Less than a month after a Cape Town Supreme Court issued a preliminary winding-up order against Mirror Trading International, the liquidators are seeking more powers to investigate the company and recover investor funds.
According to Herman Bester, one of the four appointed liquidators, the team must operate across multiple jurisdictions to determine the full scope of MTI’s business.
The liquidators are currently trying to track down all of the company’s assets. Following this trial, the team will file a formal report with the court indicating the likelihood that investors’ money will be successfully returned to the victims of the alleged scam.
According to to Bloomberg, the courts can issue a final order for the winding-up process on March 1 if there is no objection to the proceedings. The first meeting of MTI’s creditors takes place two months after the court order to vote on a final liquidator. Judging by past liquidations related to crypto scams, MTI’s creditors may have a long way to go.
MTI is accused of misleading its clients into investing in its plan and promising a return on investment of 10% per month.
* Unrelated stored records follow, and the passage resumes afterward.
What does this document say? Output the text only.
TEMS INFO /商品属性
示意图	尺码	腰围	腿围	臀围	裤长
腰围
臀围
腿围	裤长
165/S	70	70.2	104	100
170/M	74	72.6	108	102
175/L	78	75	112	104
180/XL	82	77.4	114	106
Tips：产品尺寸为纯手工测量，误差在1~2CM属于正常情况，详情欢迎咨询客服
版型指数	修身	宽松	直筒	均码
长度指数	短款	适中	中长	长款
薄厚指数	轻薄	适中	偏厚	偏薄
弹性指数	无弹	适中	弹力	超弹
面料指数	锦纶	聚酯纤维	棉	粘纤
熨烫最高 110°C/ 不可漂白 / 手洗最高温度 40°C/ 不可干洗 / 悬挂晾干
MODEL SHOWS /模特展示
The alleged Bitcoin (BTCMLM scheme also claimed to have more than 260,000 investors from more than 170 countries.
However, the FSCA investigation into the company’s operations found no evidence of successful trading by the company. In total, MTI is believed to hold approximately 23,000 BTC worth more than $ 880 million at the current Bitcoin price.
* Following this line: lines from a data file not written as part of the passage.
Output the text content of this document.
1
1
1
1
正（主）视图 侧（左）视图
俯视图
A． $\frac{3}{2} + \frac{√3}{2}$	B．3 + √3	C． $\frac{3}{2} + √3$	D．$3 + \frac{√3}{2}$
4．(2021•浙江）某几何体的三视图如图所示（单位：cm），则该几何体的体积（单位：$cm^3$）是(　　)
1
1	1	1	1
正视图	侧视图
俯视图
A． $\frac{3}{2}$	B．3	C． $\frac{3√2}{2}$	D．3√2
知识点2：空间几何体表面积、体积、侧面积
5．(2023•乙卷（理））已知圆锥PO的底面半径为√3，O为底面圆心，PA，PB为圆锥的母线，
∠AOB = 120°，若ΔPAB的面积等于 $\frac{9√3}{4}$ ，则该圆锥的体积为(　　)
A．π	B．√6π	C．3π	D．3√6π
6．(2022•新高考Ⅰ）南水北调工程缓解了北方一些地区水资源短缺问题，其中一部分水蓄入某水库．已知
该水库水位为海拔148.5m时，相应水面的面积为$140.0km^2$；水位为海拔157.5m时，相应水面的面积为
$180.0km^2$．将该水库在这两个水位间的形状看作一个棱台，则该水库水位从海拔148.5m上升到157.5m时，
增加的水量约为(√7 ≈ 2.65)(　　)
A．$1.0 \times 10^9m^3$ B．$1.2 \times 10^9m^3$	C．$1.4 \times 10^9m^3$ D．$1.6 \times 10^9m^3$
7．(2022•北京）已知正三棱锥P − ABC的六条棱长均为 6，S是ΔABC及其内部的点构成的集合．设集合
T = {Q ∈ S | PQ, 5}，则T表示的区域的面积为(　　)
According to to South African media outlet The Citizen, leaked internal communications reportedly indicate that senior executives at the company were unaware of the scam. According to details of the Zoom meeting in question, only the CEO Johann Steynberg had full control over the company’s operations.
Steynberg is reportedly AWOL and believed to be in Brazil. Also, no one at the company has heard from him since December 2020. The last official statement from the resident of Polokwane was a rejection of the allegations against the company.
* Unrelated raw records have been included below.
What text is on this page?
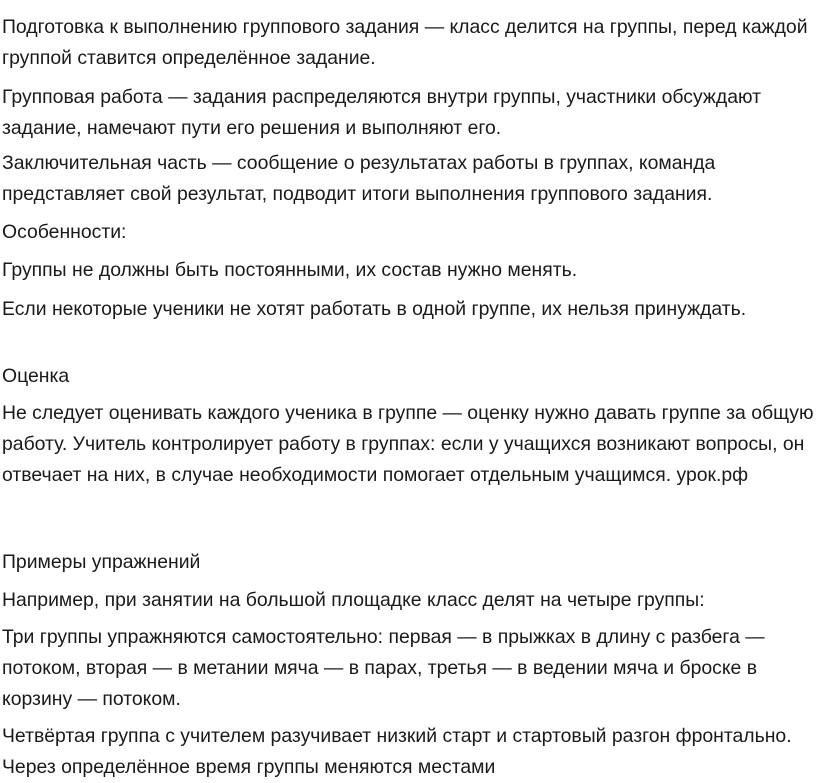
Подготовка к выполнению группового задания — класс делится на группы, перед каждой группой ставится определённое задание.

Групповая работа — задания распределяются внутри группы, участники обсуждают задание, намечают пути его решения и выполняют его.

Заключительная часть — сообщение о результатах работы в группах, команда представляет свой результат, подводит итоги выполнения группового задания.

Особенности:

Группы не должны быть постоянными, их состав нужно менять.

Если некоторые ученики не хотят работать в одной группе, их нельзя принуждать.

Оценка

Не следует оценивать каждого ученика в группе — оценку нужно давать группе за общую работу. Учитель контролирует работу в группах: если у учащихся возникают вопросы, он отвечает на них, в случае необходимости помогает отдельным учащимся. урок.рф

Примеры упражнений

Например, при занятии на большой площадке класс делят на четыре группы:

Три группы упражняются самостоятельно: первая — в прыжках в длину с разбега — потоком, вторая — в метании мяча — в парах, третья — в ведении мяча и броске в корзину — потоком.

Четвёртая группа с учителем разучивает низкий старт и стартовый разгон фронтально. Через определённое время группы меняются местами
MTI is one of the many alleged crypto-related scams in South Africa. These investment schemes take advantage of Bitcoin’s popularity in the country to ward off unsuspecting victims.
In July, Willie Breken, operator of the VaultAge crypto scam that allegedly stole more than $ 16 million from 2,000 investors, declared bankrupt. Broad had earlier fled the country to neighboring Mozambique during the heat of the investigation.